Governor Mike Dunleavy (R) delivered his State of the State address this week. His address emphasized improving public safety and the pursuit of comprehensive education reform.
Senator Anthony Kern (R) introduced Senate Concurrent Resolution 1014 this week, which looks to give the legislature the authority to select presidential electors, regardless of the popular vote outcome.
Governor Gavin Newson (D) has pledged to push forward more than half a dozen projects aimed at removing or bypassing dams across the state. This commitment would help restore salmon in California and allow them to return to the streams to lay eggs and grow their dwindling population.
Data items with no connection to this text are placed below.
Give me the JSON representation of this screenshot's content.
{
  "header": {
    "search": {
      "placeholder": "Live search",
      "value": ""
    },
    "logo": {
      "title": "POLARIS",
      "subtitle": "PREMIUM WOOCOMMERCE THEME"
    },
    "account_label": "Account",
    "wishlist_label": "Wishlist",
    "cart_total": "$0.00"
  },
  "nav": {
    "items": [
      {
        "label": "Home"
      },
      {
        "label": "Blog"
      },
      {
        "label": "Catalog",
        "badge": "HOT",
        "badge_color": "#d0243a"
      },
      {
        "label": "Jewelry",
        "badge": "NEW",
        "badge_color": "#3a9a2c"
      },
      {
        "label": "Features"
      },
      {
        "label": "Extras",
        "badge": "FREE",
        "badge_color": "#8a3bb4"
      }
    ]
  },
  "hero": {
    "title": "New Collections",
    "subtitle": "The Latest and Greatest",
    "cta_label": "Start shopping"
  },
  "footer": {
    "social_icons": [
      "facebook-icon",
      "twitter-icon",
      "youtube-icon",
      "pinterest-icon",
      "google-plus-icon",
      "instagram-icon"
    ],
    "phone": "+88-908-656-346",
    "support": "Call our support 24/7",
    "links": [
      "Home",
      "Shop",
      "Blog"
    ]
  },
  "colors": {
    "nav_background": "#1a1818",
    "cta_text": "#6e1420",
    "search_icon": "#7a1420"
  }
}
State lawmakers are considering a bill to ban legacy admissions. If passed, all colleges in Connecticut, both public and private, would be barred from considering legacy status during the admissions process.
Two pieces of legislation were discussed in the legislature this week that look to establish a registry for dogs that have been deemed dangerous, putting them in a statewide database. These bills exclude police and hunting dogs from being admitted into the proposed system.
In Georgia, a bipartisan group of senators introduced Senate Bill 392 to protect election integrity. The bill combats deep fakes by criminalizing their creation, usage, and solicitation. Deep fakes are considered criminal election interference under the proposed legislation.
Governor Josh Green (D) proposed a new tourist tax that would require travelers to pay an extra fee when entering the state. The funds from this new fee would be invested back into prevention efforts for natural disasters and statewide emergencies.
In Illinois, lawmakers from both parties have introduced legislation to raise the estate tax threshold for family farms. This move aims to provide financial relief and preserve the viability of family farms across the state.
On Monday, the Indiana House approved a bill to ban cities from prohibiting the sale of dogs at pet stores, overriding ordinances by 21 municipalities that aimed to curb so-called “puppy mills” and encourage shelter adoptions. The bill passed 59-36 and now heads to the Senate.
Lawmakers have advanced legislation that would require students to show proof of U.S. citizenship in order to receive in-state tuition. This legislation would apply to Iowa’s three regent universities and several community colleges.
Lawmakers held hearings for Governor Laura Kelly’s (R) tax plan this week. Governor Kelly’s proposed tax plan has bipartisan support but comes as lawmakers are expected to attempt a veto-override of the GOP-backed plan that the governor previously vetoed. The key difference between the two plans: Kelly’s plan lacks a flat income tax rate.
Legislation passed out of the House this week that aims to make voluntary paid family leave insurance accessible to Kentucky employees. HB 179 would expand benefits to workers who would not normally be able to take off of work to take care of their families.
On the final day of their special session, lawmakers approved repealing the state’s open primaries for certain races, including Congress, the Louisiana Supreme Court, the Louisiana Public Service Commission and the state Board of Elementary and Secondary Education.
Governor Janet Mills (D) delivered her State of the State address this week. Her speech focused on challenging current laws related to gun control. Mills looks to strengthen the state’s yellow flag law, increase background checks, and address the ongoing mental health crisis.
On Thursday, Maryland’s Senate Finance Committee discussed a bill (SB160) that would affect the state’s restaurant industry. The bill aims to remove the tip credit for restaurant workers, which has sparked differing opinions. Servers and bartenders in Maryland currently make $3.63 an hour and the legislation would eliminate the tip credit beginning in 2027 while simultaneously raising server and bartender wages to meet Maryland’s minimum wage.
Governor Mike DeWine (R) announced a two-year suicide prevention plan that intends to increase public awareness and data gathering along with expanding access to healthcare and long term support for families dealing with loss from suicide.
Governor Henry McMaster and other leaders in the state hosted the first South Carolina Governor’s Economic Summit this week. The summit focused on evaluating ways to expand business ventures in the state.
Governor Kristi Noem (R) signed two bills into law this week focused on the state’s relationship with existing tribal groups. These bills extend the time allowed for a tax agreement with a tribe and defines public infrastructure with the intention to allow tribes to be eligible for housing grants, loans, and the ability to declare an emergency.
Lawmakers passed a bill this week that had previously failed twice in the House. The legislation would grant local governments the authority to raise their local sales tax for funding school constructions initiatives.
Governor Mark Gordon (R) unveiled a new initiative to address the ongoing mental health crisis in the state. The “Mental Health Roadmap” plan looks to advance behavioral health reform and expand existing programs.